Ma fille est repartie, mon fils est encore pour peu de temps avec nous. J’ouvre un Champagne Veuve Clicquot Ponsardin rosé 1985. La bouteille est belle, le pschitt est actif, la robe est d’un rose melon saumon, le champagne est très agréable, car il combine bien la jeunesse et la maturité. Il est très équilibré, avec une belle vivacité. On sent que le champagne est gastronomique et a besoin de plats ou de matières pour s’exprimer. Comme j’aime les accords couleurs sur couleurs, c’est avec des crevettes roses et avec du tarama que nous le goûtons et cela lui va très bien. Il me semble impératif de le boire en compagnie de saveurs précises et denses. Il a une forte présence. Il lui manque peut-être une petite étincelle de génie.
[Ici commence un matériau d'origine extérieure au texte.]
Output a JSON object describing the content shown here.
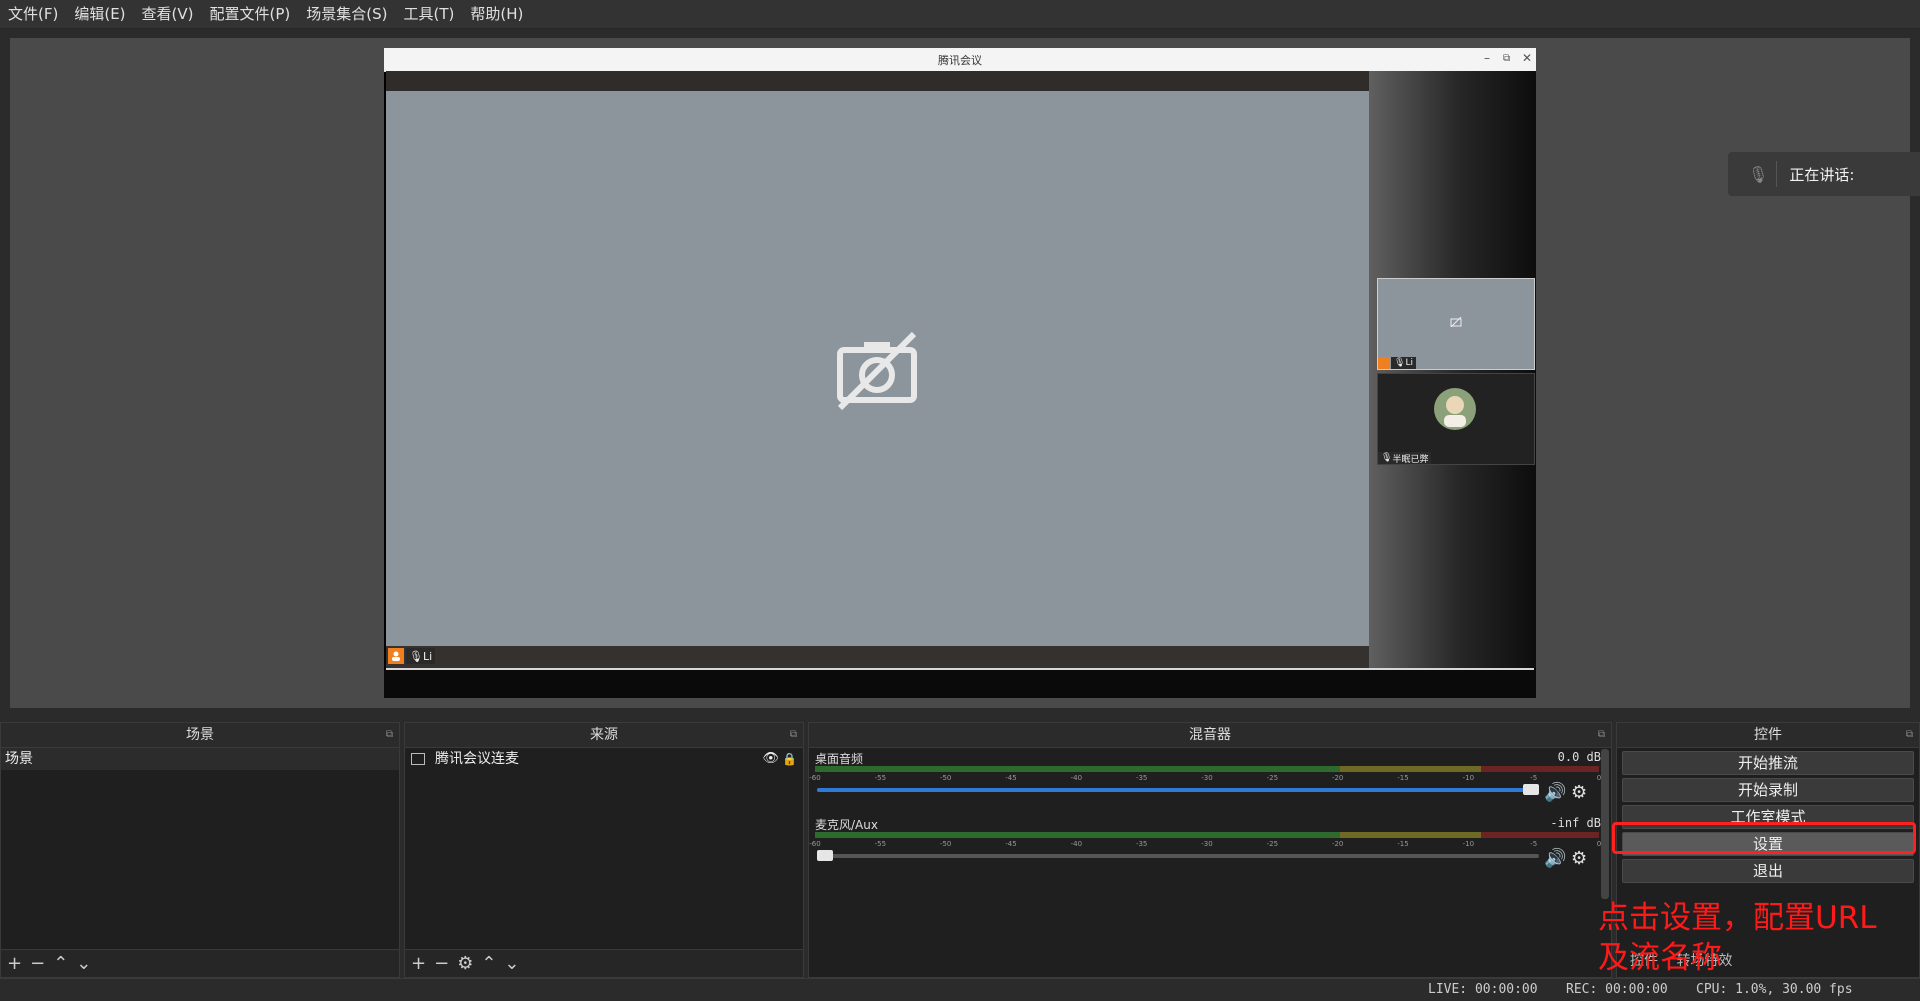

J’ouvre ensuite une Côte Rôtie La Mouline Guigal 1996. La robe est noire, le nez est plutôt provençal mais nous sommes dans le sud par une chaude soirée. C’est en bouche que tout se passe et ce vin est l’expression du bonheur. Il joue juste. Il est gouleyant fluide, charmeur sans en faire trop, facile à vivre et confortable. C’est un vin dont on ferait son ordinaire sans jamais se lasser tant tout en lui est parfait. Avec mon fils nous sommes obligés de penser à Vega Sicilia que nous adorons aussi. La Mouline a un peu moins d’alcool et donne autant de plaisir, mais c’est sur le finale que la différence se fait. Le Vega Sicilia Unico a une finale en coup de fouet, qui claque sur la langue avec une fraîcheur rare alors que cette Mouline est plus discrète sur le finale. Mais nous sommes au sommet du plaisir œnologique. 1996 est une année particulièrement réussie pour la Mouline et nous nous régalons.